3Q14 Earnings Reveal Upswings in Personal Lines, Downswings in Reinsurance

Earnings reports for 3Q14 reveal shifting fortunes for insurers.  But it’s unclear whether investors will find recent short-term performance gains sufficient incentive to bid up anyone’s stock price.

Personal lines underwriters saw earnings gains of 230 bps this quarter, compared with a downturn of 300 bps on the part of reinsurers.  Standard commercial lines came in a close second at 200 bps, while specialty underwriting dropped 20 bps according to figures issued by industry watchers Keefe, Bruyette & Woods.

Personal lines underwriters benefitted from a variety of factors.  While competition for the hearts and minds of consumers remains intense, the scale required to play in the personal lines market is an obstacle to entry for new outside capital.  Also underwriters of personal lines tend to maintain fairly rigorous actuarial discipline.  This is especially true in markets such as auto, where underwriting rules are subject to increasingly granular risk projection formulas based on broad, empirically validated data inputs that range from vehicle safety features to customer credit scores.

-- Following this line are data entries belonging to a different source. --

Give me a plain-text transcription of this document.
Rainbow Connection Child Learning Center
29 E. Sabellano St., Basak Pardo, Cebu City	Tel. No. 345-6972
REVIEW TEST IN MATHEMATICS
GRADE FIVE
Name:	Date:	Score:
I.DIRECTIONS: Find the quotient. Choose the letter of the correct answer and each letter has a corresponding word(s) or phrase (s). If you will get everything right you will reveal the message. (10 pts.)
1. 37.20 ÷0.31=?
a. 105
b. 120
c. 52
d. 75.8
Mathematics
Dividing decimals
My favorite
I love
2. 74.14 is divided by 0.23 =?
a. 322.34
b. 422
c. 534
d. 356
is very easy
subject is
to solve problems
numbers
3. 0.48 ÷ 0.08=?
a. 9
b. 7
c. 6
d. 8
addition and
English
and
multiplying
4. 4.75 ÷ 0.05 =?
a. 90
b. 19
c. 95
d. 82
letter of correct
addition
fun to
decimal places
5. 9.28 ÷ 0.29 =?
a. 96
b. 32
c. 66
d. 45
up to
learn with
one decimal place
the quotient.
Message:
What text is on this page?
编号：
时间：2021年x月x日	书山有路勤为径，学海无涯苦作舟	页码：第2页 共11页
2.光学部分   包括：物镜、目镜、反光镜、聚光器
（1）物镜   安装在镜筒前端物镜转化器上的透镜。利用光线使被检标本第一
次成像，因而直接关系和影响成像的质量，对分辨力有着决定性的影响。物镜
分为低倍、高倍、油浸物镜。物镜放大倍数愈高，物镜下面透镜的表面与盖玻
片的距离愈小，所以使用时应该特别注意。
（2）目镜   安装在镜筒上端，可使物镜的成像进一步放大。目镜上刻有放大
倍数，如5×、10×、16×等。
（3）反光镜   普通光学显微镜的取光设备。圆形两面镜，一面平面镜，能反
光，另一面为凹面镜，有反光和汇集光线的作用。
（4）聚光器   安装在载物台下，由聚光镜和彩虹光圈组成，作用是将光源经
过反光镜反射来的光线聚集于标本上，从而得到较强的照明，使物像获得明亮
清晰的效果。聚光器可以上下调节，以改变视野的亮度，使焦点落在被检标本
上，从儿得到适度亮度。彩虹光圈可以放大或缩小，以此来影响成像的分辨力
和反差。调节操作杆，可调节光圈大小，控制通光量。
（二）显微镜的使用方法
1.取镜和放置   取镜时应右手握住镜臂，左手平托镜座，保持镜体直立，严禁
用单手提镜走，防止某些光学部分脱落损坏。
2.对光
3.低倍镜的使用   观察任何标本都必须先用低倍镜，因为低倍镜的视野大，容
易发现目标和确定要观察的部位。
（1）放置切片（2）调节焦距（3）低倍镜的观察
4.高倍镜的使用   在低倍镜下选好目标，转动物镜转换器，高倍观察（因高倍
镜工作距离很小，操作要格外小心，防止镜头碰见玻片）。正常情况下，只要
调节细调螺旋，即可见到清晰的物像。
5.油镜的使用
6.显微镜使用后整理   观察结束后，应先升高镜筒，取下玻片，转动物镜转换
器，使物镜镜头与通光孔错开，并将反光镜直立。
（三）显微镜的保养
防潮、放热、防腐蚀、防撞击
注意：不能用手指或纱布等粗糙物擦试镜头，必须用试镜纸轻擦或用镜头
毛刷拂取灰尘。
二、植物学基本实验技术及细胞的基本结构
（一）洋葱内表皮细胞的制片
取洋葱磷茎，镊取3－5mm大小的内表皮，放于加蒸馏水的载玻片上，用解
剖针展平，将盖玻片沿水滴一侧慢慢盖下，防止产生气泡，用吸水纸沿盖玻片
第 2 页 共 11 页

Reinsurance, in stark contrast, has become highly subject to capital incursion and can be much more opaque from an actuarial perspective.  That said, some reinsurers have demonstrated an ability to more effectively manage rates, loss inflation and reserves than their competitors.  KB&W’s 3Q14 report specifically cites ACE, AXIS Capital Holdings, Greenlight Capital RE, Validus Holdings and XL Group as “overperformers” in its model portfolio of reinsurance underwriters.

“Overperformers” in the rest of KB&W’s model portfolio as of 3Q14 include Donegal Group, United Insurance Holdings and Hartford Financial Services.

Of course, P&C underwriters’ margins have benefitted from a relative absence of catastrophic losses this year.  That’s not something that’s likely to impress investors, who are acutely aware that insurers’ fortunes could readily swing in the other direction where such exposures are concerned.  “Hindsight is never a compelling reason to invest,” notes Vincent DeAugustino, the report’s lead author.

Loss inflation is also a problem for underwriters of workers compensation, since healthcare costs continue to rise—and should do so for the foreseeable future despite any claims to the contrary made by proponents of the Affordable Care Act.

Investors looking for earnings-per-share growth will therefore be hard-pressed to find underwriters that can maintain a healthy pace of rate increases without alienating customers in a competitive market, while avoiding out-of-projection losses and maintaining adequate capital reserves.  Harder yet to find will be companies that don’t already have these positive attributes factored into their stock price.

“With the way insurers’ stocks have been running up with the rest of the market, there may be a sense that valuation are becoming full,” DeAugustino says.  “That may lead investors to re-balance their portfolios in 2015.”